O caso repercutiu imediatamente entre os jovens de Okinawa, através das redes sociais, os quais foram para a Delegacia de Polícia de Okinawa na noite seguinte para manifestar contra essa agressão policial, exigindo um pronunciamento.

Nessa ocasião, cerca de 300 jovens enfurecidos jogaram ovos, fogos de artifício e coisas no pátio da delegacia, com cartazes e vozes pedindo justiça. Queriam que a polícia, como instituição, assumisse o que fez o policial e pedisse desculpas.

Pátio da Delegacia de Polícia de Okinawa cheio de coisas que os jovens jogaram durante a manifestação (Okinawa Times)

Policial é punido

Na quarta-feira (2) a Polícia da Província de Okinawa informou que o policial, na casa dos 30 anos, foi encaminhado para o Ministério Público, como suspeito de agressão e lesão corporal na qualidade de servidor público especial.  

Depois da denúncia dos familiares do jovem agredido, a polícia fez exames de DNA, incluindo do material colhido do cassetete usado pelo policial

Depois disso, o DNA do estudante do ensino médio foi detectado no bastão, e a polícia realizou uma inspeção no local usando uma moto à noite e ouviu opiniões de vários especialistas para prosseguir com a investigação.

Um membro da família do estudante disse ao jornal Okinawa Times: “Quero que a polícia da província leve a sério o fato de que a vítima foi caluniada e ferida como se fosse o perpetrador“.

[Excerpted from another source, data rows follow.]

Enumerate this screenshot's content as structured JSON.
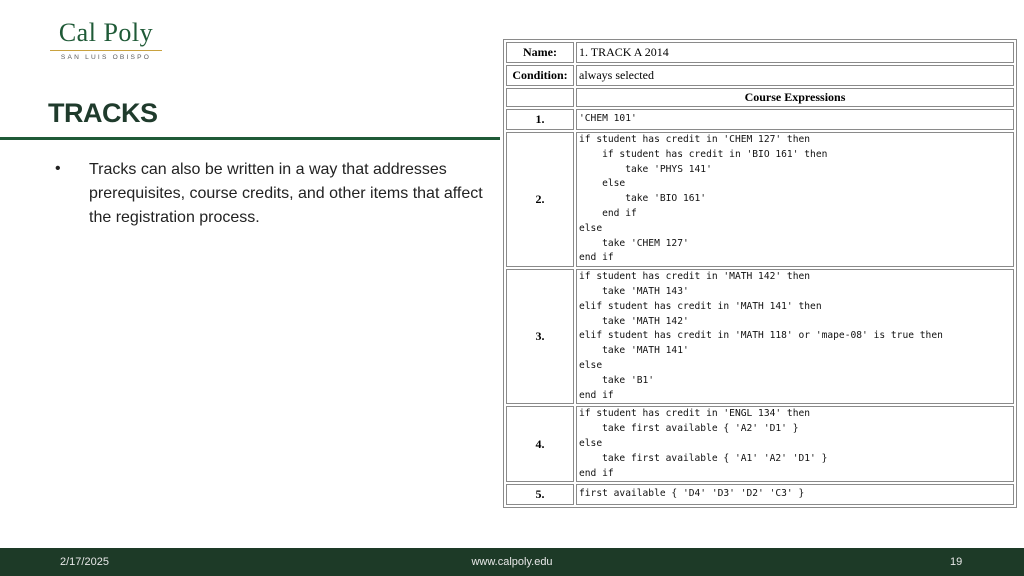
{
  "logo": {
    "main": "Cal Poly",
    "sub": "SAN LUIS OBISPO"
  },
  "slide": {
    "title": "TRACKS",
    "bullet": "Tracks can also be written in a way that addresses prerequisites, course credits, and other items that affect the registration process."
  },
  "table": {
    "name_label": "Name:",
    "name_value": "1. TRACK A 2014",
    "condition_label": "Condition:",
    "condition_value": "always selected",
    "header": "Course Expressions",
    "rows": [
      {
        "num": "1.",
        "code": "'CHEM 101'"
      },
      {
        "num": "2.",
        "code": "if student has credit in 'CHEM 127' then\n    if student has credit in 'BIO 161' then\n        take 'PHYS 141'\n    else\n        take 'BIO 161'\n    end if\nelse\n    take 'CHEM 127'\nend if"
      },
      {
        "num": "3.",
        "code": "if student has credit in 'MATH 142' then\n    take 'MATH 143'\nelif student has credit in 'MATH 141' then\n    take 'MATH 142'\nelif student has credit in 'MATH 118' or 'mape-08' is true then\n    take 'MATH 141'\nelse\n    take 'B1'\nend if"
      },
      {
        "num": "4.",
        "code": "if student has credit in 'ENGL 134' then\n    take first available { 'A2' 'D1' }\nelse\n    take first available { 'A1' 'A2' 'D1' }\nend if"
      },
      {
        "num": "5.",
        "code": "first available { 'D4' 'D3' 'D2' 'C3' }"
      }
    ]
  },
  "footer": {
    "date": "2/17/2025",
    "url": "www.calpoly.edu",
    "page": "19"
  },
  "colors": {
    "brand_green": "#1f5a37",
    "footer_bg": "#1d3a27",
    "gold": "#c9a23f"
  }
}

O caso demorou para ser solucionado e a população de Okinawa continuava revoltada. Segundo a polícia, além do policial e da vítima, não foram encontradas testemunhas e no local não havia câmera de vigilância, por isso, a investigação demorou.

Desculpas tarde demais

 “Senti que o pedido de desculpas da polícia estava atrasado. Passava todos os dias me sentindo inquieto, imaginando se a polícia investigaria adequadamente o caso”, lembrou a vítima.

Jovens estudantes e familiares da vítima disseram para a imprensa que “as desculpas vieram tarde demais”. 

Segundo o advogado do estudante, na terça-feira (1.º) o delegado e outros policiais foram à casa da vítima, onde apresentaram o pedido de desculpas dizendo que “o uso do bastão foi de forma inadequada. Lamentamos por ter causado a lesão”.

Por outro lado, os familiares disseram: “Não houve explicação desde o início, e sinto que é tarde demais para se desculpar depois de 9 meses desde o incidente. Mesmo tendo recebido um pedido de desculpas, houve perda de um olho”.  

Polícia lastima o ato

Yasuhide Iki, chefe de assuntos policiais da sede da Polícia da Província de Okinawa, disse: “Lamento profundamente que um policial desta província tenha infligido um ferimento extremamente grave a um cidadão durante o exercício de suas funções. Gostaria de expressar minhas sinceras desculpas à vítima e seus familiares. Levamos este incidente muito a sério, e para evitar a recorrência, instruiremos e supervisionaremos minuciosamente nossa equipe e nos esforçaremos para restaurar a confiança dos cidadãos desta província”.

Assista ao vídeo da manifestação de revolta dos jovens de Okinawa, na noite depois do incidente.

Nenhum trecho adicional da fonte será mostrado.